Cochrane firefighters are sounding the alarm that more boots on the ground are needed to keep pace with rapid growth and urban sprawl and it's become a matter of public safety.
Chris Chyka, president of Cochrane Firefighters Association, says they have 24 full-time firefighters but need 12 to 13 more to keep the community safe.
He says the National Fire Prevention Association (NFPA) standard is one firefighter per thousand people and Cochrane currently has six-member crews. That number drops to five, even four, when members are sick or away on course. He says ideally they need 10-member crews.
The draft of the town's 2024 budget doesn't include the hiring of any additional firefighters but calls for actively seeking to implement recommendations from the recently completed Fire Services Master Plan, which emphasizes the need for more personnel.
"I understand economically times are a little bit tough, and I get there's only one taxpayer, but as Cochrane continues to grow, and especially with some of the urban sprawl--we have Southbow that has been approved, we've got the fringes of Sunset--it's taking us longer and longer to get out there and we are just behind on our staffing to properly do our job."
Of the 73 recommendations in the recently completed Cochrane Fire Services plan, completed by Transitional Solutions Inc., the number one priority is increasing full-time staffing levels.
The plan also calls for the need to develop a satellite station in or near Southbow Landing within the next five years and another satellite station in Sunset Ridge within the next 10 years.
"When Cochrane was a little bit smaller, where we're currently located was probably OK," says Chyka. "But as we've grown, responses dwindled a little bit because we're responding from that central station. We have topographical, and geographical problems, we have heavy trucks full of water trying to climb these hills and it takes us a little longer to get out there. So the centrally located fire hall now is probably not meeting the needs."
He says call volumes have increased 30 per cent since 2021.
"As the call volume increases, just by the numbers, the severity of some of these calls are going to increase as well."
The Cochrane fire hall is capable of accommodating 10 personnel at any one time.
"It's not the equipment that puts them out," points out Chyka. "We can have the best equipment in the world and if you look at our fire hall now, it's large. We have a number of trucks in there, but what I don't think the general public knows is we can only staff one engine and two people on an accessory vehicle. So minimum staffing on one engine is four people, and then an accessory vehicle only gives us two more people."

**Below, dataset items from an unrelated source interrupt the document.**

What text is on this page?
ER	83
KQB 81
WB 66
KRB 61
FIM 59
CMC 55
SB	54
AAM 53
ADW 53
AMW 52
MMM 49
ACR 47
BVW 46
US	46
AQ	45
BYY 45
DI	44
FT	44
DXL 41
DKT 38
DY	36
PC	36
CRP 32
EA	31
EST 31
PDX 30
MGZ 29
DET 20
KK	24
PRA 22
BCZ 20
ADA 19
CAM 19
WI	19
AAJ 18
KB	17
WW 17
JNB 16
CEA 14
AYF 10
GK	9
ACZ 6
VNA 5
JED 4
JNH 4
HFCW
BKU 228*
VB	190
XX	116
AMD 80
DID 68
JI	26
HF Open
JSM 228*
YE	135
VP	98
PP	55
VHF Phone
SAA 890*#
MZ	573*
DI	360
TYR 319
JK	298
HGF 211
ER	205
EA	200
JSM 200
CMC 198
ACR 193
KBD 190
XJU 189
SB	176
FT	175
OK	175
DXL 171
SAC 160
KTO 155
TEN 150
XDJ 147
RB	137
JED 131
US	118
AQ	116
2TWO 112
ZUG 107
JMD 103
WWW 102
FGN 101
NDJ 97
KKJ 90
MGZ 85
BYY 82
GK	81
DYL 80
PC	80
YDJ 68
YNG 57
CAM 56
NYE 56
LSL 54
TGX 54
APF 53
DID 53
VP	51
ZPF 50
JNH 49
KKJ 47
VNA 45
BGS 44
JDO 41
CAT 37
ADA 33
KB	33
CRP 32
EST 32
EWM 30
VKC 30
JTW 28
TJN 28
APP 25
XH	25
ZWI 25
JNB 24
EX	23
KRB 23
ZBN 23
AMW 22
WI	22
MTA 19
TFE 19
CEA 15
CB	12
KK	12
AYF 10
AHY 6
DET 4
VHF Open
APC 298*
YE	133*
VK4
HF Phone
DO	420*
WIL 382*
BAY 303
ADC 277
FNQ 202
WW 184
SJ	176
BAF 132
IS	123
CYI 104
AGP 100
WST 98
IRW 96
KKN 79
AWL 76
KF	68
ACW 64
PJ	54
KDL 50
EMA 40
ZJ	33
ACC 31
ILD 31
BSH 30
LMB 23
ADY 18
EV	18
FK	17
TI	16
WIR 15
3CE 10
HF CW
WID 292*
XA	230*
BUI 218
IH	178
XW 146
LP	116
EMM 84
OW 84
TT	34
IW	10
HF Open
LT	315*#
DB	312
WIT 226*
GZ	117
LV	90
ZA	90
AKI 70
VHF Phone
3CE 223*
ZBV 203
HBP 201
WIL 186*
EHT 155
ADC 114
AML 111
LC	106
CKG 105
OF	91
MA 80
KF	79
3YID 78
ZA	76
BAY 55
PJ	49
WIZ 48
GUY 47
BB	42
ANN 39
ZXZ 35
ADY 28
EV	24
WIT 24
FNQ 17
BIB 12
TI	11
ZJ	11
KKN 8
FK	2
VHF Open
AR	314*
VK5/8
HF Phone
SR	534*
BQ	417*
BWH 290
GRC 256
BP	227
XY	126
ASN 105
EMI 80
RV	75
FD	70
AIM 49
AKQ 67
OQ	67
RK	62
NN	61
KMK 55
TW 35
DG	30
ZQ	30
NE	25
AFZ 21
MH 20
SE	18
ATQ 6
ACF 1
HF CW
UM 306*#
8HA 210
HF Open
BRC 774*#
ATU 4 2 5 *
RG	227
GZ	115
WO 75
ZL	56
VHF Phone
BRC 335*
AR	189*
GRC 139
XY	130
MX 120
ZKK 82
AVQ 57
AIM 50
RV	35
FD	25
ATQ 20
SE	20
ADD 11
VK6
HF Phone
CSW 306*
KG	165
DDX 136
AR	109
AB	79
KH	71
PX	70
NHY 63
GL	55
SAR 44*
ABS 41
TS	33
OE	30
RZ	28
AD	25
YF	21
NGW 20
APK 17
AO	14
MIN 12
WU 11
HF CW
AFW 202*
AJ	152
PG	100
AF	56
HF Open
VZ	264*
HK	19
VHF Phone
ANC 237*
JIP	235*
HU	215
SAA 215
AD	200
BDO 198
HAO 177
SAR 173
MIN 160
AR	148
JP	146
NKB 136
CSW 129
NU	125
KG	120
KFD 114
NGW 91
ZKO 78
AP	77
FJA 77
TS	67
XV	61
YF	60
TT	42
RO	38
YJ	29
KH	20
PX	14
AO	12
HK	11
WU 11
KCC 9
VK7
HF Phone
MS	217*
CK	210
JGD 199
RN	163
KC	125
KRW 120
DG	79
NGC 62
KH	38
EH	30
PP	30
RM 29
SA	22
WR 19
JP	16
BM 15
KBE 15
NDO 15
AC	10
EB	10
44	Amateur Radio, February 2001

He says that's not adequate, especially when you're fighting a large-scale fire, such as the February 2022 fire of the Ramada or the multiple unfinished condominiums that were destroyed in Fireside in June 2018 in close proximity to occupied homes.
Today's housing density and current construction materials further increase the threat of fire spreading rapidly to other homes.
"Once one house gets going and if we're delayed in getting there, and we don't have the right manpower, we could lose houses 2 and 3 on either side of it."
While Cochrane has mutual aid agreements in place with other fire services, including Calgary and Rocky View, their arrival on the scene typically falls outside the crucial first 10 minutes and is dependent upon availability.
He says their request isn't out of line, pointing to Okotoks, which has a smaller population than Cochrane.
"They just bolstered each platoon to 10 per shift. If you look at Airdrie, they're discussing potentially a fourth hall. I know Canmore is looking at its current fire response model. If I go a little further north to Fort Saskatchewan, I think they just hired eight additional firefighters," he says.
"A lot of these communities are starting to address their growth, things like urban sprawl, delayed response times. I would like to see council give consideration to doing the same here."
Cochrane increased the size of its fire crews to six from four in 2018, when it had a population of 27,960 people.
UPDATE: A request was made for an interview with Mayor Jeff Genung on Nov. 10 on the topic. One week later, he still hasn't responded.